MechCoder commented 10 years ago

@mblondel I'm not sure if this is meant to be, but I ran a quick few benchmarks.

# Load News20 dataset from scikit-learn. 
bunch = fetch_20newsgroups_vectorized(subset="all")
X = bunch.data
y = bunch.target

# To remove the effect of parallelization
y[y != 1] = -1
time_logistic = []
time_lightning = []
Cs = np.logspace(-4, 4, 10)

for C in Cs:
    print C
    t = time()
    clf = LogisticRegression(penalty='l1', tol=0.0001, fit_intercept=False, C=C)
    t = time()
    clf.fit(X, y)
    time_logistic.append(time() - t)
    print time_logistic
    cl = CDClassifier(loss='log', tol=0.0001, max_iter=100, max_steps=0, C=C, penalty='l1')
    t = time()
    cl.fit(X, y)
    time_lightning.append(time() - t)
    print time_lightning

I get times like these for a grid of 10 Cs from np.logspace(-4, 4, 10)

time_lightning

[0.20100116729736328, 0.6052899360656738,  0.7211019992828369,
 2.470484972000122, 4.043258190155029, 7.791965007781982,
 10.92172908782959, 13.969007968902588, 12.534989833831787,
  5.275091886520386]

time_logistic

[0.08612680435180664, 0.22542500495910645, 0.5105628967285156,
 0.5970029830932617, 0.642221212387085, 0.8863811492919922,
 1.241279125213623, 1.1004469394683838, 0.9302711486816406,
 0.8940119743347168]
mblondel commented 10 years ago

What is your point?

liblinear doesn't implement the same algorithm as lightning...

MechCoder commented 10 years ago

Liblinear implements the CD + glmnet right in the same paper? I just wanted to clarify if the new GLMnet is inherently much faster than CDN, or if you think there are places in the lightning code where we could speed up.

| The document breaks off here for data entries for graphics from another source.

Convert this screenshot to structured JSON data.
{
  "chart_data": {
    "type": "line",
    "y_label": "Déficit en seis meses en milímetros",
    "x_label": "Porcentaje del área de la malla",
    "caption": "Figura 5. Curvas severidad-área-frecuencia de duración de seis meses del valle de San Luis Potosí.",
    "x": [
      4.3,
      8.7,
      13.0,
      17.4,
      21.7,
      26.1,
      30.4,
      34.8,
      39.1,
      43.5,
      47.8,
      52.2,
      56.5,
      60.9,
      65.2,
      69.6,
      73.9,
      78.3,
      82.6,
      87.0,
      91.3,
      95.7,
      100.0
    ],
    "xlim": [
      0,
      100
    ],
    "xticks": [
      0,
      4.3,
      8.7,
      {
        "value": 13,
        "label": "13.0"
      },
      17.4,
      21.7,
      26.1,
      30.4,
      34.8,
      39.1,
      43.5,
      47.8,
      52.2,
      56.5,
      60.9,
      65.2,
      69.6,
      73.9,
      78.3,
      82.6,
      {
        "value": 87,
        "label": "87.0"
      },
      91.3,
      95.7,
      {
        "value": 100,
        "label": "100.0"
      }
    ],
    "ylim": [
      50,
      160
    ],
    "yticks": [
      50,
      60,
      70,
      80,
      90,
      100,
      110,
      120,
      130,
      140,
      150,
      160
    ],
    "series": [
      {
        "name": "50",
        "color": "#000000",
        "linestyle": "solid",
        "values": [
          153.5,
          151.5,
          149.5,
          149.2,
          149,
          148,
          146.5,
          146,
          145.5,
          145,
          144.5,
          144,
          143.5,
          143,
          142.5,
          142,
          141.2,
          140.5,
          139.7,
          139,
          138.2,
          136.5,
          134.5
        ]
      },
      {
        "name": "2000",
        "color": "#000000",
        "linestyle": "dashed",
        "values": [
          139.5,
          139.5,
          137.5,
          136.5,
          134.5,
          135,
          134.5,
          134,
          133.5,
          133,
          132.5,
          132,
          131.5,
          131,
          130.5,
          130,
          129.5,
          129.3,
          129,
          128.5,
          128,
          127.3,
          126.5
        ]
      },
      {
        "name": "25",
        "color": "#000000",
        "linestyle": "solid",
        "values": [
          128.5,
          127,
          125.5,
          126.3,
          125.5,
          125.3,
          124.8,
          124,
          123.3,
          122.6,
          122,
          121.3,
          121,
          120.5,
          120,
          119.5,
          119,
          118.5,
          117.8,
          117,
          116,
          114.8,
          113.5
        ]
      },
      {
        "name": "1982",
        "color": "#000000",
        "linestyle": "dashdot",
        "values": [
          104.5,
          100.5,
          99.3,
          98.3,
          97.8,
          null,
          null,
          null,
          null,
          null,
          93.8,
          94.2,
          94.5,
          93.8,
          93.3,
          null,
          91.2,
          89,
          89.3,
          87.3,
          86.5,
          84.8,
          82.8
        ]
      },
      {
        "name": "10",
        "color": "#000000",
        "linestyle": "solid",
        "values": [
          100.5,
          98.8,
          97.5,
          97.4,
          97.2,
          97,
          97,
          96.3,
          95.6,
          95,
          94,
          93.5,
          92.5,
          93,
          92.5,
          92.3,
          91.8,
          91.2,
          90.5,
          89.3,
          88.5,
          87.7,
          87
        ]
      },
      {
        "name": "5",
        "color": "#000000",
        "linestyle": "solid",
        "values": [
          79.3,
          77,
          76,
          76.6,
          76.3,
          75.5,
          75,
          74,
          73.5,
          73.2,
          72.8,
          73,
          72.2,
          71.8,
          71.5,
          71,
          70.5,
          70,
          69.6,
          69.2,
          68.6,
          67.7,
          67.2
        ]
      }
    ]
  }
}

mblondel commented 10 years ago

Indeed liblinear uses CD + glmnet. Don't they compare with CD in the paper?

One bottleneck is the computation of logs and exponentials. Using some kind of approximation could result in a big speed up.

lightning uses dataset and loss function abstractions. I am not sure what is the overhead of virtual method calls.

mblondel commented 10 years ago

Something else to be careful about is the stopping criterion. If liblinear doesn't use the same as lightning, the meaning of tol will differ. The only objective way to compare is to plot the objective value over time.